Qashoo mengatakan bahwa semua keuntungan dari minuman tersebut disumbangkan untuk pembangunan kembali bangsal bersalin Rumah Sakit al-Karama, barat laut Kota Gaza.
Perkumpulan boikot
Cola Gaza berada di antara merek-merek lain yang meningkatkan kesadaran akan Palestina dan boikot terhadap merek-merek besar yang beroperasi di Israel. Palestine Drinks, sebuah perusahaan Swedia yang diluncurkan pada bulan Februari, menjual rata-rata tiga hingga empat juta kaleng minuman mereka (satu adalah cola) per bulan, salah satu pendiri Mohamed Kiswani mengatakan kepada Al Jazeera. Matrix Cola, yang dibuat di Yordania pada tahun 2008 sebagai alternatif lokal untuk Coke dan Pepsi, yang mengoperasikan pabrik utama SodaStream di Tepi Barat yang diduduki Israel, melaporkan pada bulan Januari bahwa produksinya meningkat dua kali lipat dalam beberapa bulan terakhir. Dan Spiro Spathis, perusahaan minuman berkarbonasi tertua di Mesir, mengalami lonjakan penjualan yang besar selama kampanye “100% Buatan Mesir” tahun lalu.
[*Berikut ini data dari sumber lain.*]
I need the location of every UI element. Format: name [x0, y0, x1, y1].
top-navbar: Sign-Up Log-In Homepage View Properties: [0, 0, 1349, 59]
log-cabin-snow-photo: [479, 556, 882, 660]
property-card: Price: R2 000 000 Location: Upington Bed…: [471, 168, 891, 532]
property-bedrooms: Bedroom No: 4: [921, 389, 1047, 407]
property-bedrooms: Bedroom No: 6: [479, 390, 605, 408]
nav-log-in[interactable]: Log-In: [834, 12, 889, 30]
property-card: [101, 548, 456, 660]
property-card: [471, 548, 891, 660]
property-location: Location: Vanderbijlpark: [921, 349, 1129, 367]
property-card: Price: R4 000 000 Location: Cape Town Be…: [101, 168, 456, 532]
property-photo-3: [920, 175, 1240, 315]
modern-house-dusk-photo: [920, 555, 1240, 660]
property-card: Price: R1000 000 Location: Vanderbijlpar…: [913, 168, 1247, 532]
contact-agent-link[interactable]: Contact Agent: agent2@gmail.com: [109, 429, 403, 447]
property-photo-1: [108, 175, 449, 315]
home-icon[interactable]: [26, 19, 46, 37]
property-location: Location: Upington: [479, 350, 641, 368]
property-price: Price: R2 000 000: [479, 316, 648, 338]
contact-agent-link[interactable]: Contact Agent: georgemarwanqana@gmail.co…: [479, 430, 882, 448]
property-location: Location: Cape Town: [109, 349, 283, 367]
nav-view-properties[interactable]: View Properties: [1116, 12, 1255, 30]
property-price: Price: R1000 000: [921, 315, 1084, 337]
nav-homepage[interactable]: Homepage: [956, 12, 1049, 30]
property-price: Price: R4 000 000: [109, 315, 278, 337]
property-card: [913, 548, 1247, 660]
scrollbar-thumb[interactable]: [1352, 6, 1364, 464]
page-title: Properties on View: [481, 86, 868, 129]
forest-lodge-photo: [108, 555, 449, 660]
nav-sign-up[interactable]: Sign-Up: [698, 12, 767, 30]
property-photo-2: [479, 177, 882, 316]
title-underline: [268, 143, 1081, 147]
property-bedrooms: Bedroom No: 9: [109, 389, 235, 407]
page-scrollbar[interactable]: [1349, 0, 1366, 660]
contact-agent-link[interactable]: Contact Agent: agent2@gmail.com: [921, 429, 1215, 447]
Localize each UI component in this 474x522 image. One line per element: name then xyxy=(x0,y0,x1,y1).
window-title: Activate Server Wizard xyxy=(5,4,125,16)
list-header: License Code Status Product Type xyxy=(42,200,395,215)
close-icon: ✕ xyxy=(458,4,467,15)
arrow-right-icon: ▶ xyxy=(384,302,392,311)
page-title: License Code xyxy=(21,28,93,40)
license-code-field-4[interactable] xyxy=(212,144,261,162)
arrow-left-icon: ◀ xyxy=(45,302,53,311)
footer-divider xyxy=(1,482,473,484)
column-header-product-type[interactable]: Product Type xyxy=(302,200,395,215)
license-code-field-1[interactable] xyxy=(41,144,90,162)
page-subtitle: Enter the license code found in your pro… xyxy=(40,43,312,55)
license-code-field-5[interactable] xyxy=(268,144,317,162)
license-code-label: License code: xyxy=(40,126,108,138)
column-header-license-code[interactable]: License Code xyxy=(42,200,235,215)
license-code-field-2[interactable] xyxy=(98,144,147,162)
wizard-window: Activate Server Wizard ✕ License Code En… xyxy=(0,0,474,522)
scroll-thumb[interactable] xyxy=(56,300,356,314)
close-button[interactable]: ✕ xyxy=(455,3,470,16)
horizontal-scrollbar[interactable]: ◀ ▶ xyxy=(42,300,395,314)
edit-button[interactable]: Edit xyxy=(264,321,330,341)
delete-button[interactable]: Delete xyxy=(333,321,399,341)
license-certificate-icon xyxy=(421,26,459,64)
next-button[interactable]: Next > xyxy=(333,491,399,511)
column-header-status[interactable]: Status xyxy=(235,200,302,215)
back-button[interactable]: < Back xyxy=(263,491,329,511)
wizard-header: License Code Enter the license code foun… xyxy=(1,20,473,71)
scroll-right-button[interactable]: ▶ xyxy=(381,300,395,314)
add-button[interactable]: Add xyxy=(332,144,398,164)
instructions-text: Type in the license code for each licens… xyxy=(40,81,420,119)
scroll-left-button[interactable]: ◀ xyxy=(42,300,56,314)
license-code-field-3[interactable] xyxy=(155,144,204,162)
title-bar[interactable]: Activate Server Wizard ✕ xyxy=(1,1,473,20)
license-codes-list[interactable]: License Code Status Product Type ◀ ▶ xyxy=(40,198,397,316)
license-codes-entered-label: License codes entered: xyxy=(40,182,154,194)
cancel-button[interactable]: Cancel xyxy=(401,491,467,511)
Jeff Handmaker, seorang profesor sosiologi hukum di Erasmus University Rotterdam di Belanda, mengatakan bahwa meskipun boikot konsumen bertujuan untuk meminta pertanggungjawaban perusahaan dan negara yang dituduh melakukan kejahatan kekejaman, hal ini merupakan taktik untuk membangkitkan kesadaran dan akuntabilitas atas keterlibatan perusahaan atau institusi dalam kekejaman tersebut. kejahatan, dan bukan tujuan itu sendiri.
“Itu bahkan bukan tujuan mereka, melainkan untuk meningkatkan kesadaran, dan dalam hal ini kampanye untuk memboikot Coke terbukti berhasil,” tambah Handmaker.
Qashoo sekarang sedang mengerjakan versi berikutnya dari Cola Gaza, yang lebih bersoda. Sementara itu, ia berharap setiap tegukan Cola Gaza mengingatkan masyarakat akan penderitaan Palestina.
“Kita perlu mengingatkan generasi demi generasi akan bencana yang mengerikan ini,” katanya. “Ini sedang terjadi dan telah terjadi selama 75 tahun.”
“Itu hanya perlu menjadi pengingat kecil dan lembut, seperti 'ngomong-ngomong, selamat menikmati minumanmu, salam dari Palestina'.”